For countless years the Gentle Giant has roamed, its head amongst the clouds though still not yet full grown. Wading through oceans, striding across rivers and desert plains all with ease, one can only imagine what this enigma sees. What the creature is in search of remains a mystery, another giant to stride alongside perhaps, a change from its lonely history.

Jake Messing
Amethystos Callinectes
Acrylic on Canvas, 20"x30"
Amethystos Callinectes. A species of swimming crabs now believed to be extinct.
The Greek word "amethystos" may be translated as "not drunken": a = “not" and
methustos = "intoxicated". And Callinectes: Calli = "beautiful", nectes = "swimmer".

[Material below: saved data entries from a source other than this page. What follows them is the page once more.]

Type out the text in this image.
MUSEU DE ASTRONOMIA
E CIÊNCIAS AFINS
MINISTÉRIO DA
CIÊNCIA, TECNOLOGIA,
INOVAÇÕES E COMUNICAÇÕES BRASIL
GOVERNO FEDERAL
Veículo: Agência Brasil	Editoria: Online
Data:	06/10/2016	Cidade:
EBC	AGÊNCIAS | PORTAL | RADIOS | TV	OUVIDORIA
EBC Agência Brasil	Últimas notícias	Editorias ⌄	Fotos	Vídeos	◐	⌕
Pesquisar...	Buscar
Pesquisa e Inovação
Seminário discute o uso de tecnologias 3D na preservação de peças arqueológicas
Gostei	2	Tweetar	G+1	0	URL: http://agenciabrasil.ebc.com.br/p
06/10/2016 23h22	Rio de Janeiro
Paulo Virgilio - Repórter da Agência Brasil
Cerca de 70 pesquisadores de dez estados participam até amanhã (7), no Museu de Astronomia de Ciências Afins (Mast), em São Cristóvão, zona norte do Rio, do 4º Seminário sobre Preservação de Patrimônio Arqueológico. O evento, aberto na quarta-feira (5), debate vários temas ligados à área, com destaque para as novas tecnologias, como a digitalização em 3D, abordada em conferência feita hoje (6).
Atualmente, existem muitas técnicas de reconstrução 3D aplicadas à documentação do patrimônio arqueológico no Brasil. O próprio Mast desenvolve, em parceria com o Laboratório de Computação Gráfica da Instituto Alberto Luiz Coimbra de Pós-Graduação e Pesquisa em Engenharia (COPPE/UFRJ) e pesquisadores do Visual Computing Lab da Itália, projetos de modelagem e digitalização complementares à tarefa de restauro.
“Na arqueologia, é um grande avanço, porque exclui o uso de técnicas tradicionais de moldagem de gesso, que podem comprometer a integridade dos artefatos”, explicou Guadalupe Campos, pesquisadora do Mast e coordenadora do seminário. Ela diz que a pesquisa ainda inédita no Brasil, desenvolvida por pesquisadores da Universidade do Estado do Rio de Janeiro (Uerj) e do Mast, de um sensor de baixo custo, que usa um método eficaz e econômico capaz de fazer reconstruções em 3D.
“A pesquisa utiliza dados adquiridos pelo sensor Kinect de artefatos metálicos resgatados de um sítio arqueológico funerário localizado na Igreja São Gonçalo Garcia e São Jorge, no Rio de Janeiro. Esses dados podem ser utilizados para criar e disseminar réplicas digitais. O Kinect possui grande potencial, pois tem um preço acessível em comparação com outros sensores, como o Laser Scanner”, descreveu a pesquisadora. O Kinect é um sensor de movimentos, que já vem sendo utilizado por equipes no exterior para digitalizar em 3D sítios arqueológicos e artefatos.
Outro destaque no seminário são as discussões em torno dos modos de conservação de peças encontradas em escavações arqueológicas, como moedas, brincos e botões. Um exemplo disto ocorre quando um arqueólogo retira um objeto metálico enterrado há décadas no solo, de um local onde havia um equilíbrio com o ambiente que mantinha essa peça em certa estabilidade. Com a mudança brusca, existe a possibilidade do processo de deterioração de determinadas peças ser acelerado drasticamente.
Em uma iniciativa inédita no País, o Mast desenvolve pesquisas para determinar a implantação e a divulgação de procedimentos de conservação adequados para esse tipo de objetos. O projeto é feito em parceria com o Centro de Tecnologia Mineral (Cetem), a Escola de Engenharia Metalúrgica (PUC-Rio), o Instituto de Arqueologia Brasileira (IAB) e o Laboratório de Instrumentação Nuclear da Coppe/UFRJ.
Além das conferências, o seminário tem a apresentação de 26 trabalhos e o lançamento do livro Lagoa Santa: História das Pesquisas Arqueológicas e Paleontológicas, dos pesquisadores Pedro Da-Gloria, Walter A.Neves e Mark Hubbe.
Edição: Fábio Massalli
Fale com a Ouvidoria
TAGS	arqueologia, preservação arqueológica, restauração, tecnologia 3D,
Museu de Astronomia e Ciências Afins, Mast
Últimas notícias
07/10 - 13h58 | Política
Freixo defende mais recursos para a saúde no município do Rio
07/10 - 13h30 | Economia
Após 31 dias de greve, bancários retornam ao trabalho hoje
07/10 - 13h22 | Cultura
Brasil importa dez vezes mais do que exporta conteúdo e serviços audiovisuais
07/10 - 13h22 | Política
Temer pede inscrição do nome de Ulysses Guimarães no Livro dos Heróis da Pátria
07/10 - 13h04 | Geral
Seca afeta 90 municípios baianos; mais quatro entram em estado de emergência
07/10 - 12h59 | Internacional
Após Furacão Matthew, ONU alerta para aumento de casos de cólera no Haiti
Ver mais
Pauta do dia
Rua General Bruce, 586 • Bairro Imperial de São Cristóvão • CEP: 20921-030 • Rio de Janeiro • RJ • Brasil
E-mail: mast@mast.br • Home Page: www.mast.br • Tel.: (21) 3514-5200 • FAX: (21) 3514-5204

A reference to the belief that the stone was an antidote against drunkenness. The
ancient Greeks wore amethyst jewelry and carved drinking vessels from it in the belief
that it would prevent intoxication. These mythical crabs would allegedly grow Amethyst crystals on their bodies and were prized during the height of the Ancient Greek civilization. Their shells, claws and legs were harvested in vast numbers and used extensively for the Greek Aristocrats symposia; A convivial meeting for drinking, music, and intellectual discussion. These mythical creatures are now believed to be extinct but there have been a few unconfirmed sightings in the Aegean and Mediterranean Seas, specifically around the sunken city of Pavlopetri.

Vasilisa Romanenko
Acrylic on Wood Panel, 16"x20"
The firebird is a magical bird from Slavic mythology that is said to be made of fire. This bird has brilliant plumage consisting of yellows, oranges, and reds. It’s coloring is so bright that it can appear to glow, and can set off sparks in the night sky. It is said that one can illuminate a dark room with a single firebird tail feather. The firebird is elusive and not particularly friendly, and very few have been lucky enough to spot one. Many have tried to capture the firebird, but few have succeeded.

Jeremy Nichols
What the F*** is Happening?
Acrylic on Wood Panel, 18"x24"
Imagine waking up to pandemics, protests, wildfires, droughts, wars, hurricanes, automated vehicles, climate change, tik toc, virtual reality, amazon, violence, the list endlessly goes on. So many things have rapidly changed in the past year, let alone the past decade, that I often found myself asking, “what is f*** happening ?”
Along with the rise of technology, we are constantly manipulating the world’s natural landscape for the benefit of human beings. In return, nature fights back with more and more catastrophic natural disasters which is a vicious cycle that is devastating to the population and animals alike.
In this piece, I wanted to take on the “world” in the perspective of the animals. Imagine waking
up to fires caused by gender reveal parties, mounds of garbage in your yard, strange objects driving through your backyard, giant dams in your homes, the heater is suddenly on, and the countless unrecognizable/unnatural “things” invading your natural world. I often think the animals are asking themselves everyday, “what the f*** is happening”.

Rebecca Luncan
Summers End
Oil on Copper, 11"x14" (17.5"x20.5" framed)
Vibrance was captured as a filly, along other foals from her herd, her magic used in a protracted war to cure wounds and cleanse water for drinking. When the war ended, Vibrance languished for years as the last surviving captive, held against the chance her magic would be needed again.
One day salvation came for Vibrance. Molly was a young orphan with deep love for horses, and the two were instantly bonded. Molly cared for Vibrance for many months, exercising in secret until they were strong enough to escape. The companions shared many adventures together, and Molly enjoyed a long life by the side of her best friend.
Here Vibrance stands at the shore of an island in the Pacific Northwest. She has lived a long life full of suffering and joy, which is the best any of us can hope for. Her own filly runs nearby in the forests of the island, while Vibrance warms her bones in the sunshine, under the great, free sky.

Kristin Kwan
Oil on Panel, 12"x24"
Absurd, this winged watcher
Awaits the answer veiled
Who lives, who dies she moans
        - a riddle in travail
Atop her perch of stone

She’s hungry for your answers
But will make do with bone

Irene Lopez Leon
Boo in Wonderland
Acrylic on Canvas, 18"x24"
“In modern society, myth is often regarded as a collection of stories. Scholars in the field of cultural studies research how myth has worked itself into modern discourses. Mythological discourse can reach greater audiences than ever before via digital media. Various mythic elements appear in television, cinema and video games.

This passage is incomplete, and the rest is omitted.